Today, the portion of the park owned by the Ringing Hill Fire Company hosts the Fire Company and recreational amenities such as a skating rink, picnic tables and a softball diamond. The portion of the park owned by Lower Pottsgrove Township (approximately 40 acres) is passive open space with a trail system.

===Sanatoga Park===
The 54-acre Sanatoga Park currently hosts the man-made Sanatoga Lake, a bandshell, pavilion, playground, soccer field and baseball field. The Pottstown Passenger Railway Company also owned and operated Sanatoga Park, a stop on its trolley line. Sanatoga Park included boat rides, picnic areas, and a natural pathway around Sanatoga Lake. Other amusements included, a swimming pool with a natural sandy bottom, a restaurant, playgrounds, a carousel, a restaurant and a pavilion that hosted concerts. The Alpine Dips roller coaster was the first ride of its kind built in an amusement park. The football/baseball field at Sanatoga Park was where the young Bobby Shantz got his start. Starting in 1939, the park hosted the Sanatoga Speedway, a one-fifth mile flat dirt track from 35 to 38 feet wide, with an area of 4,100 square yards. After the first race, the track was paved due to an enormous dust problem. The Speedway, which was promoted by George Marshman, drew large crowds for a variety of Midget and Stock car races. A 1/2 mile paved Drag Strip was near completion when the track was closed on September 12, 1958. Some of the track can still be seen today. Lower Pottsgrove Township purchased the park in 1965.

===Gerald Richards Park===
The 30-acre Gerald Richards Park is the center of Lower Pottsgrove Township's active recreation facilities. It hosts most of the baseball and soccer facilities in the Township. In addition, it includes amenities such as a snack bar, basketball courts, a half-mile fitness trail, and a playground.

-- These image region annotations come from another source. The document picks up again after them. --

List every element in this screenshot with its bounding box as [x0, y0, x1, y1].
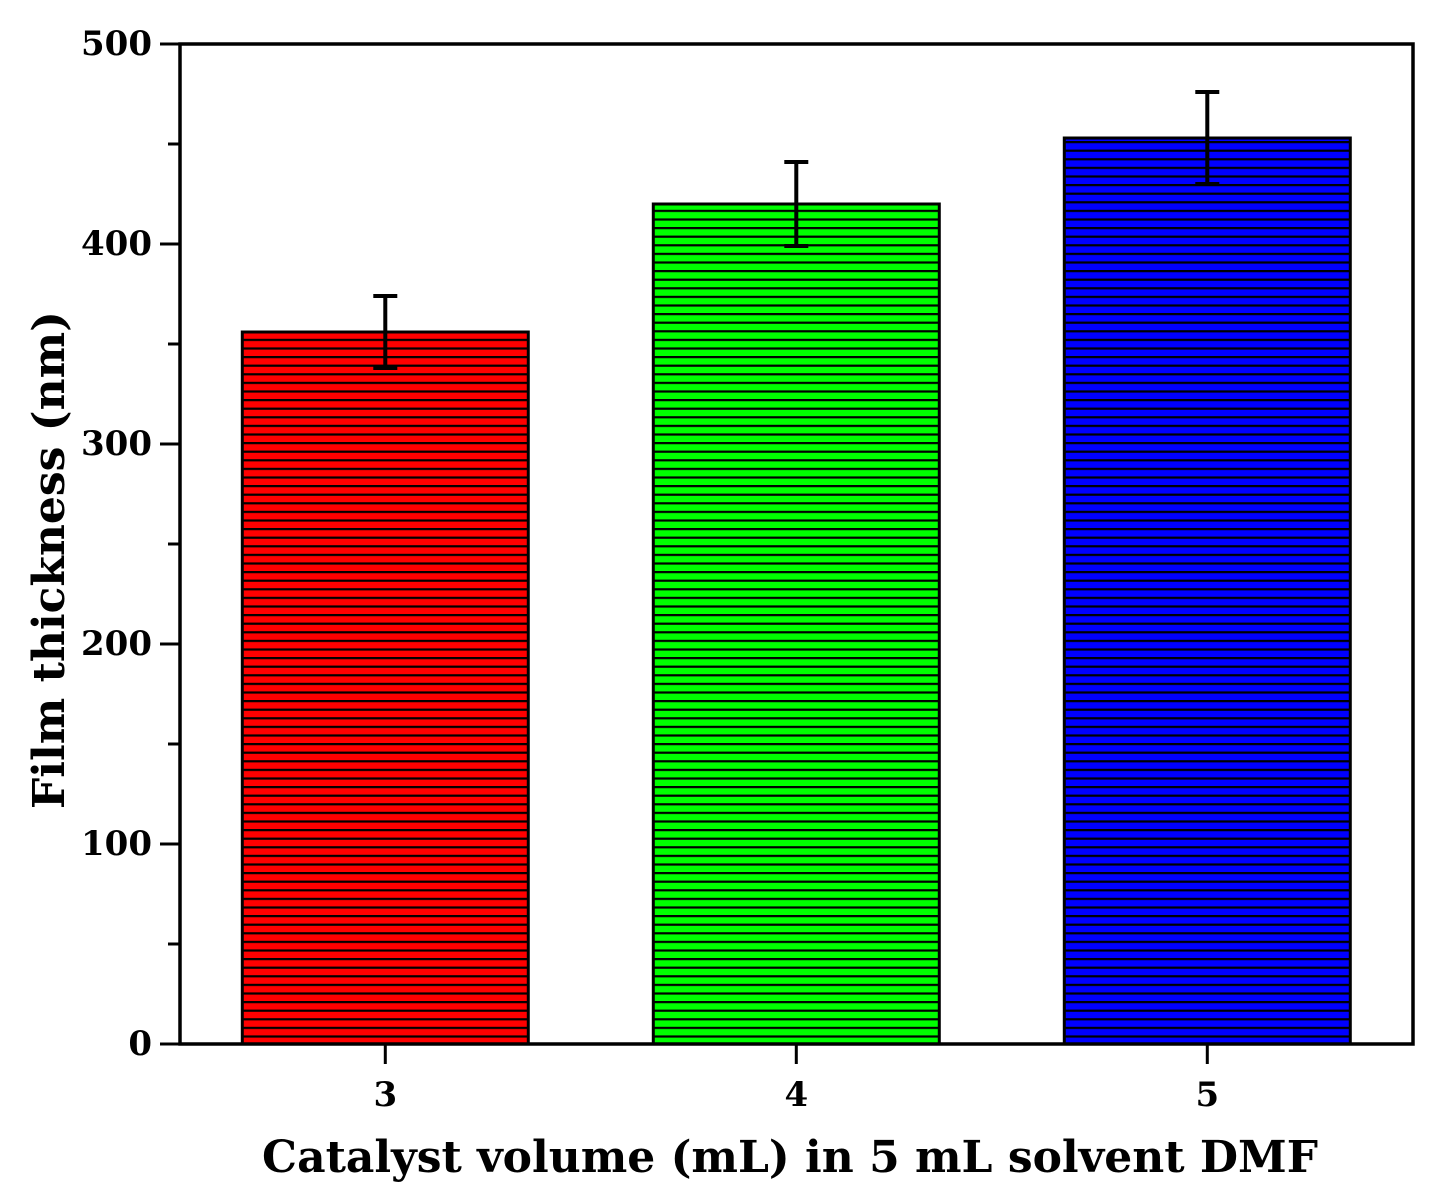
y-axis: 0 100 200 300 400 500	[81, 24, 180, 1064]
error-bar-5	[1195, 90, 1220, 186]
x-tick-label-5: 5	[1195, 1075, 1219, 1115]
bars-layer	[240, 136, 1352, 1046]
y-tick-label-400: 400	[81, 224, 152, 264]
x-axis: 3 4 5	[373, 1044, 1219, 1115]
x-axis-title: Catalyst volume (mL) in 5 mL solvent DMF	[262, 1132, 1318, 1183]
y-tick-label-300: 300	[81, 424, 152, 464]
y-tick-label-200: 200	[81, 624, 152, 664]
error-bars-layer	[373, 90, 1220, 370]
x-tick-label-3: 3	[373, 1075, 397, 1115]
bar-5	[1062, 136, 1352, 1046]
error-bar-4	[784, 160, 809, 248]
bar-3	[240, 330, 530, 1046]
bar-4	[651, 202, 941, 1046]
y-tick-label-500: 500	[81, 24, 152, 64]
y-tick-label-100: 100	[81, 824, 152, 864]
y-axis-title: Film thickness (nm)	[24, 311, 75, 809]
error-bar-3	[373, 294, 398, 370]
x-tick-label-4: 4	[784, 1075, 808, 1115]
y-tick-label-0: 0	[128, 1024, 152, 1064]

===Other Township Parks===
Other parks owned by Lower Pottsgrove Township include:

- Alfred B. Miles Park (8.9 acres) – Picnic tables and unpaved trail
- Crimson Lane Park (0.7 acres) – Open space
- Keim Street Open Space (0.2 acres) – Gazebo and garden
- Liberty Hill Open Space (0.3 acres) – Open space
- Pleasantview Park (17.9 acres) – Open space
- Pruss Hill Barn (0.8 acres) – Barn and open space
- Schuylkill River Park (12.3 acres) – Open space, unpaved trails
- Snell and Norton Park (32.1 acres) – Open space
- Sprogels Run Park (22.2 acres) – Open space, unpaved trails

==Education==
Pottsgrove School District serves Lower Pottsgrove.

Coventry Christian Schools is a Christian school located in Lower Pottsgrove.

Saint Pius X High School of the Roman Catholic Archdiocese of Philadelphia was previously located in Lower Pottsgrove Township. The Saint Pius X High School is now utilized by the Saint Aloysius Elementary School as of September 11, 2017.